Considering the comments to the later post in particular, these are not the only two bloggers upset with an out of state activist like me "meddling" in elections and with Democratic members of the US House elsewhere in the country. Even apart from me, these are complaints that I see pop up in many elections concerning many groups. Since I see these complaints often, and since I do not think they are very well founded, I would like to take some time to address all of these issues raised here as clearly and concisely as I can:
I'm intrigued by the recent appearance of progressive Democrats in states like Alaska, Montana, Virginia, Ohio, Wyoming, Oklahoma, Kentucky and Texas. Texas Senate candidate Rick Noriega's appearance on Firedoglake illustrates that this guy is progressive and forward-looking, but not a coastal liberal. That's true with Sherrod Brown as well, who recently told off the DLC, and to a lesser extent, Jon Tester and Jim Webb. What unifies these states is that they all contain extractive industries, either coal or oil. They are like America's OPEC, with the inherent corruption that such resource intensive regions imply, so it is not an accident that Democrats tend to be elected in these states on anti-corruption platforms like that which sunk Conrad Burns in Montana.
These states all have a direct interest in the current fossil fuel and resource extraction economy, with all the subsidies that implies. They are the natural home of the Blue Dogs and people like Dick Gephardt Democrats. Southern extractive states rely much more on military and aerospace expenditures and as such have become more right-wing in recent years, whereas Western states have ranching and farming and a stronger legacy of environmentalism and libertarianism.
Coal cuts through extractive states, and is enormously powerful. This Grist interview with Senator Clinton on coal should give you a sense of how much of a role it plays.
What role will coal play in your plan?
I think we have got to take a hard look at clean coal. I have advocated carbon sequestration, I have advocated power plants looking for ways to use coal more cleanly and efficiently. I doubt very much that using coal in liquid form for transportation could ever pass the environmental test, but I am willing to do the research to prove one way or another.
The political pressure [to use coal] will remain intense, and I think you have got to admit that coal -- of which we have a great and abundant supply in America -- is not going away.
Freshmen Democrats Charlie Wilson, Zack Space, and Chris Carney are all proposing 'clean coal' expansions. Now, clean coal as a technology doesn't exist, but these people are pushing it for political reasons. That's a very bad thing for a progressive coalition.
As we think through how to get progressive Democrats elected in extractive industry states, we need to figure out how to elect people who will be able to move their states off of the fossil fuel energy basis. I asked Rick Noriega about this, and here's what he said.

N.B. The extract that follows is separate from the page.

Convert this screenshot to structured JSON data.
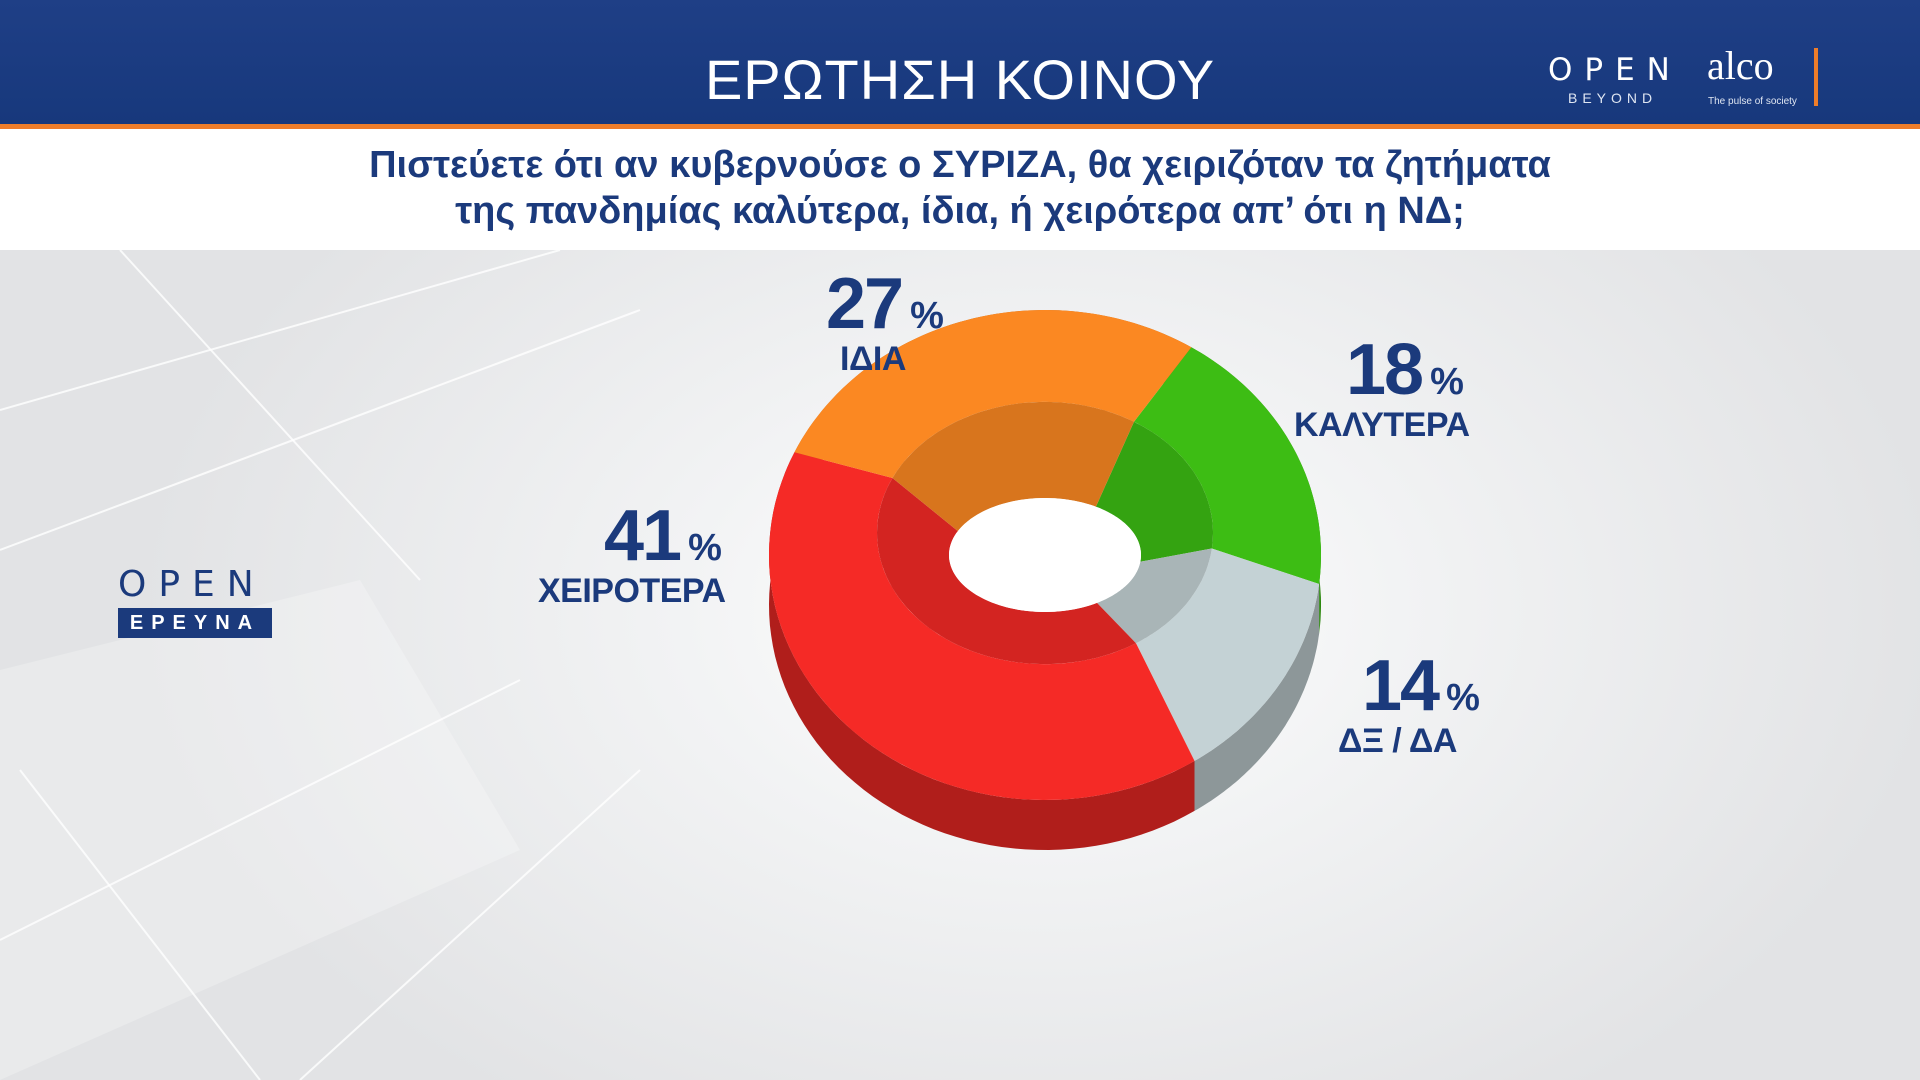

Second, you are right. Our state depends a lot on the energy industry to drive our economy. As long as we have to burn things to produce things in Texas, we've got to push clean burning natural gas. We've got to push new technologies and innovations. Texas has to lead the way in this arena or else we will become the next rust belt.
There are models here. Lots of people in these states don't benefit from the fossil fuel economy, and if they can be registered and turned out that's enough. These states also have high union densities, though often in extractive industries. In Texas, it's Latinos, and in Montana, it was young people that put Tester over the top. The temptation is, as it was in Indiana where we picked up three Blue Dogs, to play to the conservative corporate instincts that eventually brings in coal money and shreds our Constitution.
I'm curious if you have any thoughts or comments on the politics of extractive industrial regions. I'm just starting to learn about this area.